A Triste Busca de Paulo Coelho



Mark Carpenter

Há alguns anos li quatro livros de Paulo Coelho de uma só vez, a fim de redigir uma resenha para a saudosa revista Vox Scripturae. A imersão no disforme submundo literário do autor não me fez bem, pois senti-me arrastado para o desespero camuflado de um escritor espiritual que não consegue articular o objeto de sua fé. Paulo Coelho crê apenas no sobrenatural genérico, e o grande tema que acaba atravessando toda a sua obra é a melancólica solidão de quem se recusa a comprometer-se. Seu sincretismo sombrio não econtra porto seguro onde atracar, e assim o autor atravessa os mares da literatura como alma penada.

O mais autobiográfico de seus livros é O Zahir (Rocco, 2005). Nele a descrição física do personagem principal retrata o próprio autor. Suas trajetórias de vida se confundem. Para não deixar nenhuma dúvida, no passado distante desse protagonista há até uma parceria de criação artística com um roqueiro misterioso da época hippie. Só faltou descrever o cavanhaque de Raul Seixas.

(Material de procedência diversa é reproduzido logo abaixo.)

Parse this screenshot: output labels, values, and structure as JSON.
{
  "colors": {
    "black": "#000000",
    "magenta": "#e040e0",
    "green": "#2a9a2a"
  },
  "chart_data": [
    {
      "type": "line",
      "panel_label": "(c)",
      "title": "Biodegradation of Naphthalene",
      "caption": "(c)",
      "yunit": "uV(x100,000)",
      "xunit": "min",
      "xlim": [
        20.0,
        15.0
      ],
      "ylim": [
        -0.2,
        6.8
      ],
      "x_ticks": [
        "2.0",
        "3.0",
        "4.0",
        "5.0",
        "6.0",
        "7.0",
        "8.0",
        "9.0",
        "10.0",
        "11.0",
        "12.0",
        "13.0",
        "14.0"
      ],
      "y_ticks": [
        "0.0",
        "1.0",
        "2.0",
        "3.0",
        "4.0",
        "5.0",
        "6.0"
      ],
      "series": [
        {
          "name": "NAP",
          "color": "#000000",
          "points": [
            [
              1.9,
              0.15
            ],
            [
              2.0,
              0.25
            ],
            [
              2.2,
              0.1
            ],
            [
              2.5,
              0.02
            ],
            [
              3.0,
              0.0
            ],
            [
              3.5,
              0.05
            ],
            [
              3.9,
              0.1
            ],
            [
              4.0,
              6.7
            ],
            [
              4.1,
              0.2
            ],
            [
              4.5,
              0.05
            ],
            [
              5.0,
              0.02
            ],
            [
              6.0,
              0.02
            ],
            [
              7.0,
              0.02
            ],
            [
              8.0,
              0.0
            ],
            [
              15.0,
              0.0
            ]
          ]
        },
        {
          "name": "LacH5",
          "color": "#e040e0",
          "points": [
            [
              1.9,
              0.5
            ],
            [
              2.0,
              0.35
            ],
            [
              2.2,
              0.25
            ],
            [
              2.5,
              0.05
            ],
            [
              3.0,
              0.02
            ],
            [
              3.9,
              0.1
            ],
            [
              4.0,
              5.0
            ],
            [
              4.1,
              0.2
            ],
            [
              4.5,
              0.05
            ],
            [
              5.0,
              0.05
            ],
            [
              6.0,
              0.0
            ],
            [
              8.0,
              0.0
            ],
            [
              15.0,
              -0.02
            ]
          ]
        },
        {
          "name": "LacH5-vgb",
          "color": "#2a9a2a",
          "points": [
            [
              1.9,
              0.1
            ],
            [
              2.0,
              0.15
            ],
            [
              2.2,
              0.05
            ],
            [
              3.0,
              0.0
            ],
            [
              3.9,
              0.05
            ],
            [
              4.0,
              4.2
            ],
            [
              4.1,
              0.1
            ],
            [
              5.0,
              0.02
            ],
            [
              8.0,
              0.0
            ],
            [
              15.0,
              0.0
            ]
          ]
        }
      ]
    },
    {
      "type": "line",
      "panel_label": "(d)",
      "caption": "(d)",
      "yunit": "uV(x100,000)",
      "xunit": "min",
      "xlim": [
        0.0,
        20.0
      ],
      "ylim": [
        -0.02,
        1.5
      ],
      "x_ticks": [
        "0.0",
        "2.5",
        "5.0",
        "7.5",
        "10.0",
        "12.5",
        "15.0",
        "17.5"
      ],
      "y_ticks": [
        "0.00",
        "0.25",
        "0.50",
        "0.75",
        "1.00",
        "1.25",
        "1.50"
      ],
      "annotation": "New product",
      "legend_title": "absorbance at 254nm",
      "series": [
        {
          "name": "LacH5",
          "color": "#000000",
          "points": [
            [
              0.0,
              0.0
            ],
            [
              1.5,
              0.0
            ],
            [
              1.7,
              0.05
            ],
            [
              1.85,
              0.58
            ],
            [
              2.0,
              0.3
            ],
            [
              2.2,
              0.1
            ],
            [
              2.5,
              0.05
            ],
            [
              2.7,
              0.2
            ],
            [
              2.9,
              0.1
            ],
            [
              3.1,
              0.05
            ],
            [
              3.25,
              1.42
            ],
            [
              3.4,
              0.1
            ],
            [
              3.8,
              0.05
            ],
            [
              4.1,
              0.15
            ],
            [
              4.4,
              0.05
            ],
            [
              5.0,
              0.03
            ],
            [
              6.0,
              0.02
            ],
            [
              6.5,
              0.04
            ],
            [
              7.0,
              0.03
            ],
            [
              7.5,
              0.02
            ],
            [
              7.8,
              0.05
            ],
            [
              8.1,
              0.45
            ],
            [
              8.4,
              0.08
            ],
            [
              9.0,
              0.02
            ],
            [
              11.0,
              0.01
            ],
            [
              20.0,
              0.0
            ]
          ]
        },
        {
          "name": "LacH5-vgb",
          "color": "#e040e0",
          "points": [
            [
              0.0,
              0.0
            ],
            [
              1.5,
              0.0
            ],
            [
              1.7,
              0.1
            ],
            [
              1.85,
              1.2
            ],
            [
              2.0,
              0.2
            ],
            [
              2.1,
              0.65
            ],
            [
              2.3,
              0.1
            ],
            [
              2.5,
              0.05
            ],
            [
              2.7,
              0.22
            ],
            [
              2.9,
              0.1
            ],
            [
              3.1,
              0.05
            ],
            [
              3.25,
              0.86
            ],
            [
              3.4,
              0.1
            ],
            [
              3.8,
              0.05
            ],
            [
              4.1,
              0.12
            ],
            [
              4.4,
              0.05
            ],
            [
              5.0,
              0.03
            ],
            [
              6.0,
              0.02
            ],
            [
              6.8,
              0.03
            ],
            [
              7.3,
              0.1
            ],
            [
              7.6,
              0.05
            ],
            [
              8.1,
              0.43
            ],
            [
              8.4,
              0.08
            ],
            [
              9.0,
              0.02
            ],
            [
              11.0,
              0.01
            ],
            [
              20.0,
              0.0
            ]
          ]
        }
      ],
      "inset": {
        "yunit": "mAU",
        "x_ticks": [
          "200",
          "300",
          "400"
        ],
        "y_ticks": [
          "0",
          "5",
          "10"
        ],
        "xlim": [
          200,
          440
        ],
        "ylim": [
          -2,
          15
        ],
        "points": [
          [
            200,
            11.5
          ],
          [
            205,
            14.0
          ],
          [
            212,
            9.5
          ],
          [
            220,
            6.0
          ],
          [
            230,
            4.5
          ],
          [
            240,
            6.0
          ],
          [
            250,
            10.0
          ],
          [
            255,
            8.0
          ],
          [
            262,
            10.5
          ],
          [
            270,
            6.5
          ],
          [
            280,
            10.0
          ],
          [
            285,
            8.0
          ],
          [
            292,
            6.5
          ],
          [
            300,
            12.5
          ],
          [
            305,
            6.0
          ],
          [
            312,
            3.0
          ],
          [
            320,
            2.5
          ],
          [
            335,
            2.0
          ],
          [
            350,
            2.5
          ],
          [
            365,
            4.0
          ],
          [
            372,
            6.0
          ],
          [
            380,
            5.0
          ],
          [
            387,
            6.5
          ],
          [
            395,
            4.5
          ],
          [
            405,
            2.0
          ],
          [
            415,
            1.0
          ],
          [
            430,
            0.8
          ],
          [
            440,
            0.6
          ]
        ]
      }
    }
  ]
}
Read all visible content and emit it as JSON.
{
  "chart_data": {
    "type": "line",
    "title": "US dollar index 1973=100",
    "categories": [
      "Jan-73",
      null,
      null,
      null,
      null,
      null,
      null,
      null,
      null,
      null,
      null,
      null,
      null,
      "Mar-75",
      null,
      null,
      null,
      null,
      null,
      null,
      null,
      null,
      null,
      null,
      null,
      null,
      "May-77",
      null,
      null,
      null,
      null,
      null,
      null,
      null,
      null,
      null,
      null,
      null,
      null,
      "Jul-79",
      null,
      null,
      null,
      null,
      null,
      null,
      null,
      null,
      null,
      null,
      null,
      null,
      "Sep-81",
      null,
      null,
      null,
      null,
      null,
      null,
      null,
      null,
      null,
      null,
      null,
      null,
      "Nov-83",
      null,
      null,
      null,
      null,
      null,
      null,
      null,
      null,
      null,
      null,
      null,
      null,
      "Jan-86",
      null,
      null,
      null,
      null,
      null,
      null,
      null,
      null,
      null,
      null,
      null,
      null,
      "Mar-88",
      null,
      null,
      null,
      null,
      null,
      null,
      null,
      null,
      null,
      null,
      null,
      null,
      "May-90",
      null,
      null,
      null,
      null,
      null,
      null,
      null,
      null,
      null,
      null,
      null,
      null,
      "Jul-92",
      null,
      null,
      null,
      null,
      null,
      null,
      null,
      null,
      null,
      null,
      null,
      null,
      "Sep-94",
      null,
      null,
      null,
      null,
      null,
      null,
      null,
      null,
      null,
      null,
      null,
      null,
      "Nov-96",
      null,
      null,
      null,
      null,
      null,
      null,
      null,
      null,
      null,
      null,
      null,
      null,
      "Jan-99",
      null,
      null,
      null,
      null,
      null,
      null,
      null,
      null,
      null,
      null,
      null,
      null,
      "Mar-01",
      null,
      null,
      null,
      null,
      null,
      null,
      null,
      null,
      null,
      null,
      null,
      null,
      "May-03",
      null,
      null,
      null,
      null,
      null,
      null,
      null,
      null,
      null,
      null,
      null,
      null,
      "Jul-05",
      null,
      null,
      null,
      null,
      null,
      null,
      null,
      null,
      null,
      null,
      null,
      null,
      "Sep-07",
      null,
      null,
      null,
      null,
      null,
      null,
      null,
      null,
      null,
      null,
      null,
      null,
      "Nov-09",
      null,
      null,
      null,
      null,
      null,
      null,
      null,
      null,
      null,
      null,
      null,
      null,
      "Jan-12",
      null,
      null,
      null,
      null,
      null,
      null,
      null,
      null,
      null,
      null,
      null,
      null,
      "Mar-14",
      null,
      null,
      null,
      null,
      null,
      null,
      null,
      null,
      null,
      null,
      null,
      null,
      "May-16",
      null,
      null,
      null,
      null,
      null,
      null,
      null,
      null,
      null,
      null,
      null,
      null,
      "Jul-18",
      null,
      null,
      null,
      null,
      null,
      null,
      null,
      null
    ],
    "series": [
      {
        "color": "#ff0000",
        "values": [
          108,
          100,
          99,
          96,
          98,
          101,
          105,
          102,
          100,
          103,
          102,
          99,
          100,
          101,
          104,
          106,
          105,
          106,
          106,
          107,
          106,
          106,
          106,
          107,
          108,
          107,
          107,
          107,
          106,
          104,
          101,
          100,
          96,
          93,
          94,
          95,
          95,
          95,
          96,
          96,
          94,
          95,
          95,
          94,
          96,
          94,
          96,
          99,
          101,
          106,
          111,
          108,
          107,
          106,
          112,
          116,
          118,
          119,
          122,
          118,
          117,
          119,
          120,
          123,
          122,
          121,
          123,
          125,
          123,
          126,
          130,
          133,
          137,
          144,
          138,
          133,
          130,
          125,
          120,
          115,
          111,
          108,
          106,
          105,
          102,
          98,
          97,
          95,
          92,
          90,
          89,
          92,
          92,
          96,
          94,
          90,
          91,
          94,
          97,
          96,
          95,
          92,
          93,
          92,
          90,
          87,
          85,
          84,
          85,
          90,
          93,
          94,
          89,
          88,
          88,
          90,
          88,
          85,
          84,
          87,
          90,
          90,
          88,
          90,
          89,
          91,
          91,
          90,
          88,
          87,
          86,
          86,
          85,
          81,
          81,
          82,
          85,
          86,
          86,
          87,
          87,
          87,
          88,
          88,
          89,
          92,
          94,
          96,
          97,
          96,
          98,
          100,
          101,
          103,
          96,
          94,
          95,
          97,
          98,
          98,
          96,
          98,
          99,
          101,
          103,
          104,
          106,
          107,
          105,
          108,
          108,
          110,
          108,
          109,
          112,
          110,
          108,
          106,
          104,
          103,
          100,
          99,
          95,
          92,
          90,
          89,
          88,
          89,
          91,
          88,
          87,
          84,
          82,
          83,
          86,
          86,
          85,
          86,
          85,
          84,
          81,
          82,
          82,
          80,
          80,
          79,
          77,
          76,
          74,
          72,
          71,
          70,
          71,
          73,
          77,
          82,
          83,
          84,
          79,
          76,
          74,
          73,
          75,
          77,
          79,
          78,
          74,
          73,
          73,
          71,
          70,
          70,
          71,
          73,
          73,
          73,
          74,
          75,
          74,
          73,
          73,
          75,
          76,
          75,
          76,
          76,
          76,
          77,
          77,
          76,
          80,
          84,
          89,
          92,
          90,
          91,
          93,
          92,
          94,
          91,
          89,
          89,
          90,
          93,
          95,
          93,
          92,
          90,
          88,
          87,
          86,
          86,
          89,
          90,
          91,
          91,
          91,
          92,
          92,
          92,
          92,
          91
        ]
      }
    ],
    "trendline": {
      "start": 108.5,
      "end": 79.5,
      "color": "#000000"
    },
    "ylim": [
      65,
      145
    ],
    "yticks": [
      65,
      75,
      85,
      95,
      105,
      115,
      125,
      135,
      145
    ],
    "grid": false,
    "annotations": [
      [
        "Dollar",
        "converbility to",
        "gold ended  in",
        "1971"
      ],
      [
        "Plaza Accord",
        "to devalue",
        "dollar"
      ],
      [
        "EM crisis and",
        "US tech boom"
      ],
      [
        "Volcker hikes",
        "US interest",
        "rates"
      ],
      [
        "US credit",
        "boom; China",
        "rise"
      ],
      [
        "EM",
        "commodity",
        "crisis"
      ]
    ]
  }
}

O título faz referência a uma palavra árabe que significa visível e presente. De acordo com Fauborg Saint–Pères, citado pelo autor, na tradição islâmica, zahir é “algo ou alguém que, uma vez que o contactamos, acaba por ir ocupando pouco a pouco o nosso pensamento, até não conseguirmos concentrar-nos em mais nada” (Enciclopédia do Fantástico, 1953). O zahir do protagonista é a própria mulher, Esther, que desaparece na primeira página do livro, sem deixar vestígio, no melhor estilo dos romances policiais. Ao longo da narrativa o foco de seu zahir muda e se adapta, até incorporar, previsivelmente, a obsessão pelo equilíbrio sobrenatural.

O protagonista d’O Zahir reclama da rejeição dos críticos a seus livros, atribuindo-a à inveja – “detestam quem vende muito”. Com essa obra, entretanto, Paulo Coelho mune seus críticos de mais algumas toneladas de artilharia. O livro está repleto de descrições apressadas, clichês dos mais banais (“carrego as minhas cicatrizes como se fossem medalhas”; “tenho de mover céus e terra para a encontrar”), personagens estáticos e bidimensionais, diálogos inverossímeis, sem mencionar a pobreza de expressão, igualada apenas pela paupérie do enredo. O desfecho precoce e mal resolvido leva o leitor a um só pensamento: “Quanto foi mesmo que gastei para comprar este livro?”.

Há quem perdoe problemas estruturais quando o conteúdo ou a mensagem compensa. No entanto, o leitor que busca insights espirituais neste livro só conseguirá chegar a duas conclusões: Deus se revela apenas a quem abandona a religiosidade e a quem sai do Brasil. Quanto mais impronunciável o nome da doutrina e do lugar geográfico, mais provável a presença das grandes respostas.

O mais lamentável é que Paulo Coelho aparenta absoluta sinceridade em seu trabalho e em sua busca pela iluminação espiritual. A leitura de toda a sua obra revela uma mariposa que vagueia em volta das luzes e que se deslumbra com qualquer faísca, lampejo ou pirilampo. Não creio que o ilustre mago se aproveite cinicamente da espiritualidade superficial de seus milhões de leitores. Ele apenas não compreendeu ainda que as respostas não estão na justaposição perfeita de todas as crenças e religiões, mas na absoluta escolha da fé verdadeira.


Mark Carpenter é diretor–presidente da Editora Mundo Cristão e mestre em letras modernas pela USP.

Fonte: Revista Ultimato, no 295, julho–agosto 2005, p.58.